I know a few proton centers that will treat anything with protons.

Patient has a few weeks to live and this is purely palliative? No problem.

Is there a benefit to protons? No way. But, the patient wants protons, protons are "not worse" than photons, and insurance will pay for it, so protons are given.

Anything is good enough justification as long as the center can get paid (20% medicare co-pay, cash pay, or attempt lengthy series of arguments with insurance).

 

[medgator]

I know a few proton centers that will treat anything with protons.

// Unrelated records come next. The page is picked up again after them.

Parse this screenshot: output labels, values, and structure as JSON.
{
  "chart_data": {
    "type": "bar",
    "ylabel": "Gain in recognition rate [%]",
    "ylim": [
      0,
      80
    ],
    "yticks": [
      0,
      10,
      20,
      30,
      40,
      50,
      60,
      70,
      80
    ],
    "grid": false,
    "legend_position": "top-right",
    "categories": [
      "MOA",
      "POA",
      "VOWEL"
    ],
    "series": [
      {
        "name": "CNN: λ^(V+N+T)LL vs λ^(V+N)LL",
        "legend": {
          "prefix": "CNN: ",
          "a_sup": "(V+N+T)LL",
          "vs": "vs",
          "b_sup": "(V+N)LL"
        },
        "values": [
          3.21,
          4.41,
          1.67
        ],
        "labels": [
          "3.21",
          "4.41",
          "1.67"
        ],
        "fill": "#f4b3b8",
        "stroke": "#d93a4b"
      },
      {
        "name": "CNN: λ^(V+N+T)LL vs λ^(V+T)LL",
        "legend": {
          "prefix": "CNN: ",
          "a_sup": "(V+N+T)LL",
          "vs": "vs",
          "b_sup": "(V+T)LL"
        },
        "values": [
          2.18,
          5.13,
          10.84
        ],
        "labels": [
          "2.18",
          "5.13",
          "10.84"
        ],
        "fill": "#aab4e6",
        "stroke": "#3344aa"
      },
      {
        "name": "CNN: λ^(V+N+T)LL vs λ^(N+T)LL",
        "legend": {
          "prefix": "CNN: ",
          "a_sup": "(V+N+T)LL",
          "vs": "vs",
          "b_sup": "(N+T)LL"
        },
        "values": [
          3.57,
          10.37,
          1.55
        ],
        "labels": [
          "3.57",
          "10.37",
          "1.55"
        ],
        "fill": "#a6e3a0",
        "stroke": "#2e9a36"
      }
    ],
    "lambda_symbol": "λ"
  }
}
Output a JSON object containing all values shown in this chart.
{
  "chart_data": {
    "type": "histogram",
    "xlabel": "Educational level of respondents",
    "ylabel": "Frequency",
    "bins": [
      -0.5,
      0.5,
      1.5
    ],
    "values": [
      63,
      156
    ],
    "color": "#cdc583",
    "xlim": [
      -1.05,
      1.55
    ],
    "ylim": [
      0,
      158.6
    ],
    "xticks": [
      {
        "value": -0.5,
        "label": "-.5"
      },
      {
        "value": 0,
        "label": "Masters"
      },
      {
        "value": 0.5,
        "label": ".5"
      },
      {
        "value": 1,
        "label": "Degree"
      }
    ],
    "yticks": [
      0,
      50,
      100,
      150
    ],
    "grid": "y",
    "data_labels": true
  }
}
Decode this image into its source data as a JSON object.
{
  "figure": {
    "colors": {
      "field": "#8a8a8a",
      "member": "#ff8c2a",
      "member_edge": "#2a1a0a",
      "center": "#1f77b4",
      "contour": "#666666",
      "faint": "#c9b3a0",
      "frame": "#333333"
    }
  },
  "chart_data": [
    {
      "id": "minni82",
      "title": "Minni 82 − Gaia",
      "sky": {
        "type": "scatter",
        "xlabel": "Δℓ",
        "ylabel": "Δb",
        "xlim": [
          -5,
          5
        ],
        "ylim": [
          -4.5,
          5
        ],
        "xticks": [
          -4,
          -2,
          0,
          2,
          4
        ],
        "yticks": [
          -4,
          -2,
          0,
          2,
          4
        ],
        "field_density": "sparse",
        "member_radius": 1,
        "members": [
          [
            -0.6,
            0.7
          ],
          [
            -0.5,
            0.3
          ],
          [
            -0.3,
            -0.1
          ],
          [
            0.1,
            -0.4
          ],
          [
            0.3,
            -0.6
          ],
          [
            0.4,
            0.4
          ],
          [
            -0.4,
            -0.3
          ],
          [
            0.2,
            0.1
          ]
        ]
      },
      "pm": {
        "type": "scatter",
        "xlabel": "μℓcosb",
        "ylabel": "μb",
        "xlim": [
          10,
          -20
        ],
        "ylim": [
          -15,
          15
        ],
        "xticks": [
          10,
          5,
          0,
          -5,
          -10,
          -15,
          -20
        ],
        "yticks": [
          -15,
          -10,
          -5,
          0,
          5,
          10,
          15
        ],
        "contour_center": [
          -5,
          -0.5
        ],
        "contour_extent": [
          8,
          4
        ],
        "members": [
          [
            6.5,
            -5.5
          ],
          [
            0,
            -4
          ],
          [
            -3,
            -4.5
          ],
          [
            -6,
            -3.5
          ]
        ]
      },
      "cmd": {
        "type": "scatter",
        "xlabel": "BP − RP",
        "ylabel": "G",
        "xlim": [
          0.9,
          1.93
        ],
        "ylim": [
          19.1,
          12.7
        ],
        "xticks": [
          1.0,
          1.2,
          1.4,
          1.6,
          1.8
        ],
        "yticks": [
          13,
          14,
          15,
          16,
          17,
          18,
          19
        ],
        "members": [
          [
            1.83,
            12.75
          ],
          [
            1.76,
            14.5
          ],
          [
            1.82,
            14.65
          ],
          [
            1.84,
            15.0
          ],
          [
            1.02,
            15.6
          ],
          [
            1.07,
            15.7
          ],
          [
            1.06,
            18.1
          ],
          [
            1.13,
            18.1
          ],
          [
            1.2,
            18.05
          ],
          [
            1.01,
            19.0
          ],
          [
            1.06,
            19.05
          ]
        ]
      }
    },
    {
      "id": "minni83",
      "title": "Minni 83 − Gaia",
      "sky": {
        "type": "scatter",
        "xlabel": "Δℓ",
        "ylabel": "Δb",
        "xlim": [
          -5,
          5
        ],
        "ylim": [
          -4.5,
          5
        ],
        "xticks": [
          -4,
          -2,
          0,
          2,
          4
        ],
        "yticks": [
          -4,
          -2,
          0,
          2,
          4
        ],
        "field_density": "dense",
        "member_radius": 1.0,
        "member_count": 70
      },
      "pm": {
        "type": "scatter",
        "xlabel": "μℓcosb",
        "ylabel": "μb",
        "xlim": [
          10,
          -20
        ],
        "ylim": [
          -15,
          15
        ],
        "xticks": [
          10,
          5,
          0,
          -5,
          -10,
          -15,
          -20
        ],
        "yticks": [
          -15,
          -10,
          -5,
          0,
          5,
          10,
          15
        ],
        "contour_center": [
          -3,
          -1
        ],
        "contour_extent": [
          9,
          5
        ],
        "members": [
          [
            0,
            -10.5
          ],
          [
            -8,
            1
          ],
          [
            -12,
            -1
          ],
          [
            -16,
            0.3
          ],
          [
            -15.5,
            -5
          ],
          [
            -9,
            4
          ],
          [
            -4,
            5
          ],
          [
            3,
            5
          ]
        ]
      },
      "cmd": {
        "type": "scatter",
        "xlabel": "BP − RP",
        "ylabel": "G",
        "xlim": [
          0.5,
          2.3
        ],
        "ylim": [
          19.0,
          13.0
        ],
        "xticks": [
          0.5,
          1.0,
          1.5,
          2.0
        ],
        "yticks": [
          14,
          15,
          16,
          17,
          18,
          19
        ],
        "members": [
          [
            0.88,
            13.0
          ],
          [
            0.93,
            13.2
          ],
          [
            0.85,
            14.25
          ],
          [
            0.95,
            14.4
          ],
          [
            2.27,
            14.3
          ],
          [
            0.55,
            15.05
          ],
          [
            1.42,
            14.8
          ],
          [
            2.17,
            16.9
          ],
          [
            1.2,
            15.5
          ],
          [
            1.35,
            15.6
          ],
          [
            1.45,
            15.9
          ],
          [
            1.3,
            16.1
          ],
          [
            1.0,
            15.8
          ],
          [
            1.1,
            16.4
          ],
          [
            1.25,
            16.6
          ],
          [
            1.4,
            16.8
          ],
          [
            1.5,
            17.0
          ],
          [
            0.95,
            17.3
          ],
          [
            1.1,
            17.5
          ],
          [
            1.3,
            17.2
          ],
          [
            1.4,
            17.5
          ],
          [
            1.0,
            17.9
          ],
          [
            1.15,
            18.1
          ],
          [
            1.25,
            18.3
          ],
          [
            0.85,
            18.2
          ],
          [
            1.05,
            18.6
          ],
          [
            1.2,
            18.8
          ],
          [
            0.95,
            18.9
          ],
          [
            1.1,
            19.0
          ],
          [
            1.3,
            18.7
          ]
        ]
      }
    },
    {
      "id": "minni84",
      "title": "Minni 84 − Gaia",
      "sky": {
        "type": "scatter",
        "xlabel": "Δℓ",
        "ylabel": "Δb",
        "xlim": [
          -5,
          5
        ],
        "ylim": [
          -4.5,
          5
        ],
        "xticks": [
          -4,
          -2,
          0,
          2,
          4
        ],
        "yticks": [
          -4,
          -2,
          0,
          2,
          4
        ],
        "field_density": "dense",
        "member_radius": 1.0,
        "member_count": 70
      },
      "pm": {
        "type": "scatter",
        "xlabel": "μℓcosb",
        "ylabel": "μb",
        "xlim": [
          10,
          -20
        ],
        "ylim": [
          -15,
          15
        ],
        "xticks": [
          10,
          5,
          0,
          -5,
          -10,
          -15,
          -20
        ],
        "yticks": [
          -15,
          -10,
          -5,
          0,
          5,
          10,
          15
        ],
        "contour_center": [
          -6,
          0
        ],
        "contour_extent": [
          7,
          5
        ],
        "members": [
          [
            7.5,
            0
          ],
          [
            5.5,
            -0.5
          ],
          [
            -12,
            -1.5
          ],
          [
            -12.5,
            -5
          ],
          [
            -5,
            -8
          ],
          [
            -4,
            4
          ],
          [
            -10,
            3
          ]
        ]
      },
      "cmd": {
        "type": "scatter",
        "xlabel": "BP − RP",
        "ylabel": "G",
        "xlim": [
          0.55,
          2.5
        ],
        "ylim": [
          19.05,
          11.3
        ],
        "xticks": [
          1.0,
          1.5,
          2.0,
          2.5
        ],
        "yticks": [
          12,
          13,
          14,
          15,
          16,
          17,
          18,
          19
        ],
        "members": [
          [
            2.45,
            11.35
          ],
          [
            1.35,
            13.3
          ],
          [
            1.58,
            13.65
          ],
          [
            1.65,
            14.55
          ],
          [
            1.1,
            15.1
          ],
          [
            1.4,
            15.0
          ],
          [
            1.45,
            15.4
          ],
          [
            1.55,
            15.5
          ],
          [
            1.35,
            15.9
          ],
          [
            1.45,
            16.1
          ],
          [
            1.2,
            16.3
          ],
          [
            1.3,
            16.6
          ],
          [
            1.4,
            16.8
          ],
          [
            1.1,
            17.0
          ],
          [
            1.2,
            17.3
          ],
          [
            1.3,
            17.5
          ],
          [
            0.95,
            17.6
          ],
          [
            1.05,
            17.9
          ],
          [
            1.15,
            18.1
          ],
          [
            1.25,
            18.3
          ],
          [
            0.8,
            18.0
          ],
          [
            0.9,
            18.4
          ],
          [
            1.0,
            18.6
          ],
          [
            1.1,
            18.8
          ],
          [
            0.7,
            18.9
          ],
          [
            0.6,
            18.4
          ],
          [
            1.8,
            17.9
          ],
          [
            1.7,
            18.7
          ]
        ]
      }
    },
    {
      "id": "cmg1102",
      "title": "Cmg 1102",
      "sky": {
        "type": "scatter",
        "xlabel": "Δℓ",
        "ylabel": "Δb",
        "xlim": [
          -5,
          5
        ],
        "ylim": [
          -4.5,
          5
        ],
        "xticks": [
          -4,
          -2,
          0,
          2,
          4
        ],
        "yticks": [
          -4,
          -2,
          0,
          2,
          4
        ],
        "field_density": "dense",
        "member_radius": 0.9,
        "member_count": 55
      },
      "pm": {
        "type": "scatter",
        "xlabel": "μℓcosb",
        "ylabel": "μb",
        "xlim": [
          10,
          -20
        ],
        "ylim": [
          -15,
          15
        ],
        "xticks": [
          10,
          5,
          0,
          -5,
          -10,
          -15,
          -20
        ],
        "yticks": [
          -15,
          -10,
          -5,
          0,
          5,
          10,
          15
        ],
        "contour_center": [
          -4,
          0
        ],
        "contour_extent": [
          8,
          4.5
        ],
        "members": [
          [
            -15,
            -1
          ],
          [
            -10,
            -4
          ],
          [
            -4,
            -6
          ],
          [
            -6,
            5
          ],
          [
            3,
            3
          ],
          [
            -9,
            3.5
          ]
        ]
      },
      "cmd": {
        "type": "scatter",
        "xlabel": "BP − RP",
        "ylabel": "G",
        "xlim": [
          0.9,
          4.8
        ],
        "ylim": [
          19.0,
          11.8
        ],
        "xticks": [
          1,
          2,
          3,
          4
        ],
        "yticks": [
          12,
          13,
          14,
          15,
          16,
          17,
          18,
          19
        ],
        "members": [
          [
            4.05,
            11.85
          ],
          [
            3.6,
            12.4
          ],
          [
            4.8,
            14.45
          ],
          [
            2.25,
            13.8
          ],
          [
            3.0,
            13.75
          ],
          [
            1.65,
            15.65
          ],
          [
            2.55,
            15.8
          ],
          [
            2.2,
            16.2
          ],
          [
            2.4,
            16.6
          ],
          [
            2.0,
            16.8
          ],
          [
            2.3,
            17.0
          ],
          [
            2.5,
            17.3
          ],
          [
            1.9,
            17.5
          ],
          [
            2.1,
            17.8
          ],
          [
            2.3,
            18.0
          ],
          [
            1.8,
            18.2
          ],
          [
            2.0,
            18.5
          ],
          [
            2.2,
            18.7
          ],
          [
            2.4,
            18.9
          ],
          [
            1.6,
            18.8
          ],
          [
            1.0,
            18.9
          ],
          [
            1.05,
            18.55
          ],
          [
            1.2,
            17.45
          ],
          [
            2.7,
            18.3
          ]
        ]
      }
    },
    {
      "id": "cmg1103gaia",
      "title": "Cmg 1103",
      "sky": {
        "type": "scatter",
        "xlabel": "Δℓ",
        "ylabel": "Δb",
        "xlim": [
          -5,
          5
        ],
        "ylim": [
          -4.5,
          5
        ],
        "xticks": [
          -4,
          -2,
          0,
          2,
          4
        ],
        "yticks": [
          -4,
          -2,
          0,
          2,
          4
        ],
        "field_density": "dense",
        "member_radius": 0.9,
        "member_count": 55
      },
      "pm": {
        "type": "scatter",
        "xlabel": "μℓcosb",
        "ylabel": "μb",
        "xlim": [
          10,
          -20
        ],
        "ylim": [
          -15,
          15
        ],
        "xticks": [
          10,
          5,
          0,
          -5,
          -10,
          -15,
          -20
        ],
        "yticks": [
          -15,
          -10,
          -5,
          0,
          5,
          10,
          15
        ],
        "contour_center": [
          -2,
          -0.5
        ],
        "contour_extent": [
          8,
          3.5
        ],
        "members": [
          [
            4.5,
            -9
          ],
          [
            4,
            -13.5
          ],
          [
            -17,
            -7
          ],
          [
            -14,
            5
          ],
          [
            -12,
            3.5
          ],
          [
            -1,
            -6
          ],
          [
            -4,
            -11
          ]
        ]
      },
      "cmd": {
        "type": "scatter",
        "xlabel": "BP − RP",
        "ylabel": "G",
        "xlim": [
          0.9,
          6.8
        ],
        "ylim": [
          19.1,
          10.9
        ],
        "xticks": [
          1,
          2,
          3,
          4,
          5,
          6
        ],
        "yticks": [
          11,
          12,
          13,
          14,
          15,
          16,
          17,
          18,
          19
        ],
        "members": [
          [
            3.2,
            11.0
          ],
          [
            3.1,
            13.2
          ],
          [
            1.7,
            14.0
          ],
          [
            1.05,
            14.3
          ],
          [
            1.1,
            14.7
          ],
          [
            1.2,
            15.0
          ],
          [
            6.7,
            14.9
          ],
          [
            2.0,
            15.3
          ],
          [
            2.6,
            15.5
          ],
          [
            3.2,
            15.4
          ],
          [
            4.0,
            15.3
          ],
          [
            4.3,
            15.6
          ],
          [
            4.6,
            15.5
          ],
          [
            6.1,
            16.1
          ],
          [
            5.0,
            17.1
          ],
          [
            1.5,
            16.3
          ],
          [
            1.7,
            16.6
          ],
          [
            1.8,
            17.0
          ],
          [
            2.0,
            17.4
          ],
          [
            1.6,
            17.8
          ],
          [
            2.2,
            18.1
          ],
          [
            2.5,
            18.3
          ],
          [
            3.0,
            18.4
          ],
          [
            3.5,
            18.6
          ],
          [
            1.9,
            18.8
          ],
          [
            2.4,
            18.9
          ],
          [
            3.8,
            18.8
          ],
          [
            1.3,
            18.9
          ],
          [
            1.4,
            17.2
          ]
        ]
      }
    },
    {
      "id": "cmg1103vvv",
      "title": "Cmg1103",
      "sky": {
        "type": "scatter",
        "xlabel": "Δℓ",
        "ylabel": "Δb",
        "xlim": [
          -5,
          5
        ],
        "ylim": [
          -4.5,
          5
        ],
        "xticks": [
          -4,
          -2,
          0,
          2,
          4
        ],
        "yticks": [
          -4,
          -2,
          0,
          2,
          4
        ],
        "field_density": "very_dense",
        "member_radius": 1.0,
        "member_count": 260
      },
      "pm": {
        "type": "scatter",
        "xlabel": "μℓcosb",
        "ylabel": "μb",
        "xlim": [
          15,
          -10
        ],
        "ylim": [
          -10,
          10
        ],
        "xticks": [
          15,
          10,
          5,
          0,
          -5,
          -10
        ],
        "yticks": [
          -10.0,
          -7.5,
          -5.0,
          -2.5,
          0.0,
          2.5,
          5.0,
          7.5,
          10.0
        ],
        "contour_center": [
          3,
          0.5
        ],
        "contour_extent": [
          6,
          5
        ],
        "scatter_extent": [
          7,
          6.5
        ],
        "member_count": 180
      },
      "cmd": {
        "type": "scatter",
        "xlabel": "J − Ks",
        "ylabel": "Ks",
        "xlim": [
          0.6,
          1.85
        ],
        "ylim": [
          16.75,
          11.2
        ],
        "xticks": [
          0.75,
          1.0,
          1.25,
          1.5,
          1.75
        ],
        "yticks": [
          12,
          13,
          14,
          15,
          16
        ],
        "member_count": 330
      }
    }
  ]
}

Patient has a few weeks to live and this is purely palliative? No problem.

Is there a benefit to protons? No way. But, the patient wants it and it's certainly not worse and insurance will pay for it, so we're giving protons.

Anything is good enough justification as long as the center can get paid (20% medicare co-pay, cash pay, or attempt lengthy series of arguments with insurance).

Those debt payments won't service themselves!

 

[thecarbonionangle]

No, just to fill out. I'm sure there is no intention to publish anything. It's just a way to remind people that there is a proton facility happy to see your patients via teleconference.

Chuck Simone is coming for your patients brotha!

 

[evilbooyaa]

Anecdotal descriptions from a century ago before penicillin may be of interest to some but hardly germane to 21st century medicine.

None of these patients were on ventilators. Read the paper.

"Eligible patients were hospitalized, had radiographic pneumonic infiltrates, required supplemental oxygen, and were clinically deteriorating."

Clinical deterioration is not defined. When the treaters are allowed to determine whether the treatment worked (without providing specific criteria) i am very skeptical.

This is not a guaranteed terminal illness even in older people.

BTW already some examples of scientific misconduct with COVID although not (yet) as bad as the South African fraudster.

https://www.nejm.org/doi/full/10.1056/NEJMe2020822?query=featured_home

https://www.thelancet.com/journals/lancet/article/PIIS0140-6736(20)31290-3/fulltext

I've reflected a little bit more on this study.

While I agree with you on this, this has at least silenced me from saying "this is not even worthy of looking at" as I was previously saying. I would not start using this on every COVID-19 nonagerian that's circling the drain but not intubated, but if academic places want to continue evaluating this, and keep their conclusions in check and don't editorialize the data (which is asking a lot of the authors as well as the twitterati that over-reacts to any study results), then I'm now on board with them.

 

[Chartreuse Wombat]

I've reflected a little bit more on this study.

While I agree with you on this, this has at least silenced me from saying "this is not even worthy of looking at" as I was previously saying. I would not start using this on every COVID-19 nonagerian that's circling the drain but not intubated, but if academic places want to continue evaluating this, and keep their conclusions in check and don't editorialize the data (which is asking a lot of the authors as well as the twitterati that over-reacts to any study results), then I'm now on board with them.

I am not opposed to investigating the effects of LD-RT on COVID19. My point was that the data provided in the manuscript was insufficient to draw any conclusions.

 

[Mandelin Rain]

I drew a conclusion that it didn't kill people instantly and that more people improved, and more quickly than I'd expect given the population. Gotta start somewhere. I'd say those results were as encouraging as one could hope for.